Memorandum of Conversation, by the Consul General at Rangoon (Packer)60


U Chan Htoon61 called this morning to suggest the desirability of a message being sent by the American Government to the President of the Constituent Assembly along the lines of our message to the President of the Indian Constituent Assembly last December. He said that such messages were expected from the Governments of the Netherlands, China, and India. I said that I would be glad to bring the matter to the attention of my Government.

We then discussed at some length the AFPFL draft constitution. I said that I understood the provisions regarding religion had caused something of a stir. He said that this was true, and went on to say that the provisions were opposed by the All-Burma Buddhist Association and the All-Burma Pongyi Association, both of which desire to have Buddhism adopted as the state religion in view of the fact that perhaps 80 or more percent of the population of the whole of Burma (including the frontier areas) are Buddhists. He said that unless the old-line politicians pick up this topic as a point in respect of which to criticize the AFPFL, he thought it was easily possible that the provisions of the draft would be so altered before the Constituent Assembly finishes its work as to make Buddhism the state religion. If, however, the old-line politicians (Ba Maw, U Saw, etc.) oppose the present provisions of the draft constitution, it is probable the country will consider the objection purely a political one and not one of principle, and consequently the present provisions may stand.

[Page 25]

In respect of the provisions concerning the formation of political units within the Union of Burma, he thought the following might be the ultimate classification of the units named:

Union State Shan States Federation
Autonomous State Kachin State; Karenni State
National Area Chin Hills
National Minority Karens (outside Karenni)

I asked to what extent the Yugoslav Constitution had been used in drafting the AFPFL draft.

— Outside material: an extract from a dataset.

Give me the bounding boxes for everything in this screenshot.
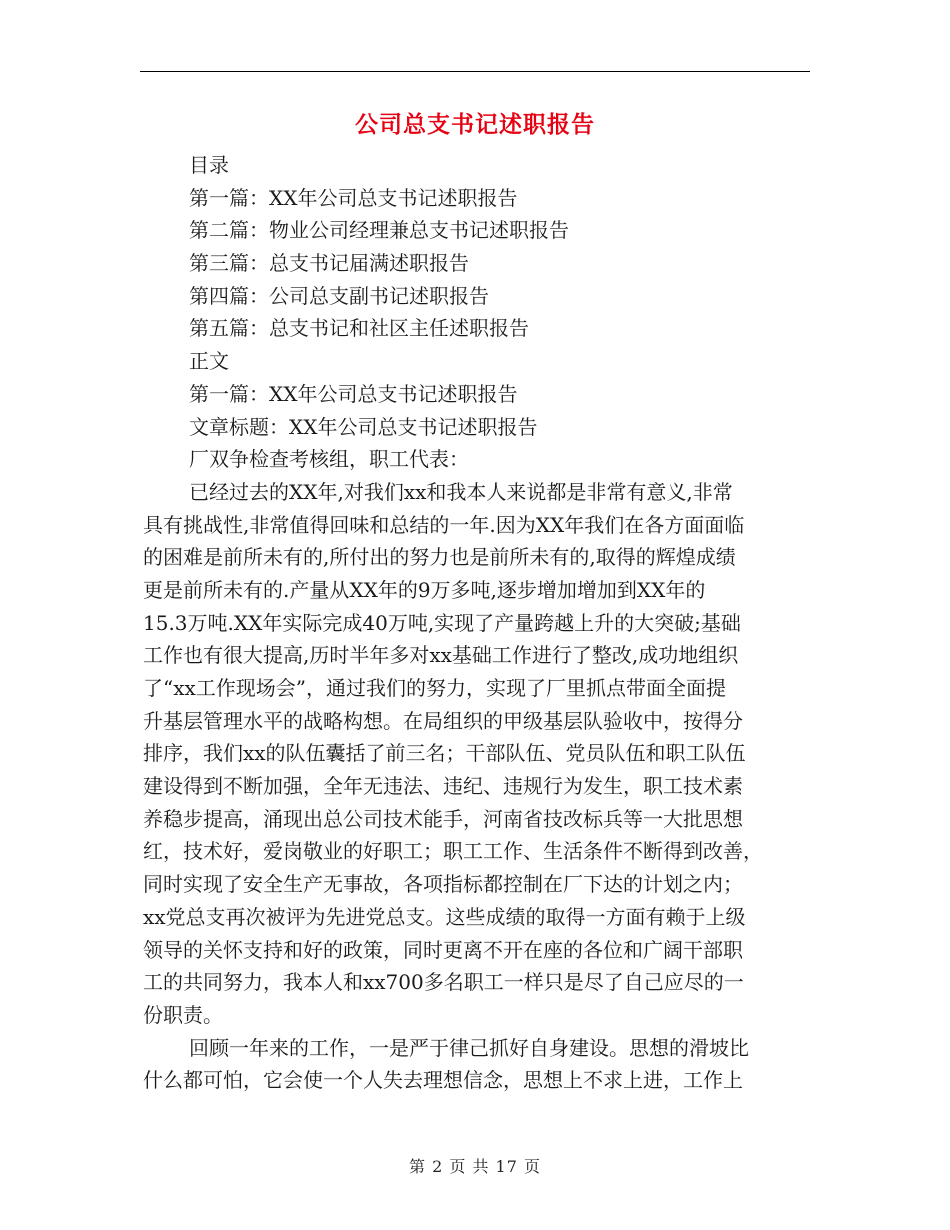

He replied that it had been used very little. He then went on to say that the American Constitution had been used largely in the drafting of the provisions relating to citizenship, rights of equality and rights of freedom; that the South African Constitution had been of help in the drafting of the provisions relating to the Autonomous State and National Areas, and that the Canadian Constitution had been used in drafting the provisions relating to the Union State. The Soviet Constitution had furnished the title “Chamber of Nationalities”.

He said a point that was to receive further consideration was that relating to the tenure of office of the Judiciary. He thought also that the provisions relating to the Frontier Areas were likely to be changed before the Constituent Assembly concludes its work, revisions being contemplated in pre-Assembly work scheduled between the AFPFL committee and representatives of the Frontier Areas.

He said that there would probably be only three sessions of the Constituent Assembly: the opening session when the Assembly would organize and divide itself into committees; the second session when the committees would report and their work would be considered; the third session when the Constitution would be adopted, clause by clause.

He said further that he did not know what might be done with regard to establishing a relationship between the Nagas and Was and the Union of Burma.

E[arl] L. P[acker]
  1. Copy transmitted to the Department in covering despatch 344, May 29, from Rangoon; received June 16.
  2. Constitutional Adviser to the Government of Burma.